NO WRITER ATTRIBUTED

Militarism and Harvard were recently thrown into the came wastebasket by that dyspeptic surveyor of the preparatory school, Porter Sargent '96, writing the yearly preface to his "Handbook of Private Schools." The latest of the last straws for the dean of Beacon Street was the simultaneous award last June of honorary Doctor of Laws degrees to four of the nation's top war commanders. When Generals MacArthur and Marshall return to pick up the two additional degrees promised them in their absence, Mr. Sargent's disgust will probably be complete. It has a right to be. Not only did the University go out of its way to kowtow to the brass, but its entire handling of the honorary degree situation served, not to enhance Harvard's prestige, but rather to bring it down to the sorry level of other similar institutions scrambling for a ray of reflected glory.

If the significance of the ceremony is ever to match its publicity, the honorary degree should not merely attend national fame or political prominence. Presumably, the University hopes that its prestige will be extended primarily by the men it sends out into the world with its regular degrees. Special honors should be reserved for those who exemplify its ideals; whom it wishes it could claim for its own but cannot unless it be through the device of the honorary degree.

Five of last Commencement's thirteen award recipients were honored because of their military service service not necessarily in excess of duty. One degree to the Chief of Staff, symbolizing the whole staff might have sufficed. Another five were honored for their direct connections with the University. Deserving as they undoubtedly were, their merits were largely intramural and might have been recognized in a less ostentatious manner. Of the remaining three, the more recent works of one, at least, could hardly earn him a greater reputation than that of a Reader's Digest hack writer, leading the observer of such academic proceedings to wonder how much serious consideration is given prospective candidates for honorary degrees.
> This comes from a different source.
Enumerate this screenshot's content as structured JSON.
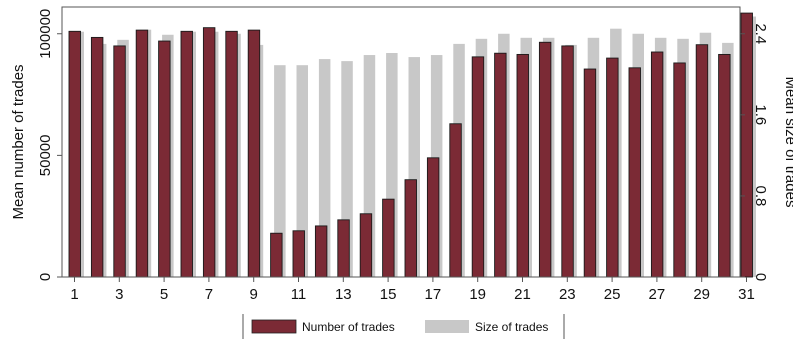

At the center of this hush-hush operation is a system of scaled nominations presented to the Governing Board. Nominations apparently can be made by anyone connected with the higher echelons of the University. Accustomed more to making recommendations on financial policy, it may be suspected that the Governing Board either lets "political" expediency instead of philosophical objectives guide its choice, or that it allows itself to be influenced by a single adviser. The peculiar prominence attached to the awarding of honorary degrees demands that the next selections be severely limited in number, and that they be screened by a nominating committee chastened by a well-considered notion of what the University wants to stand for.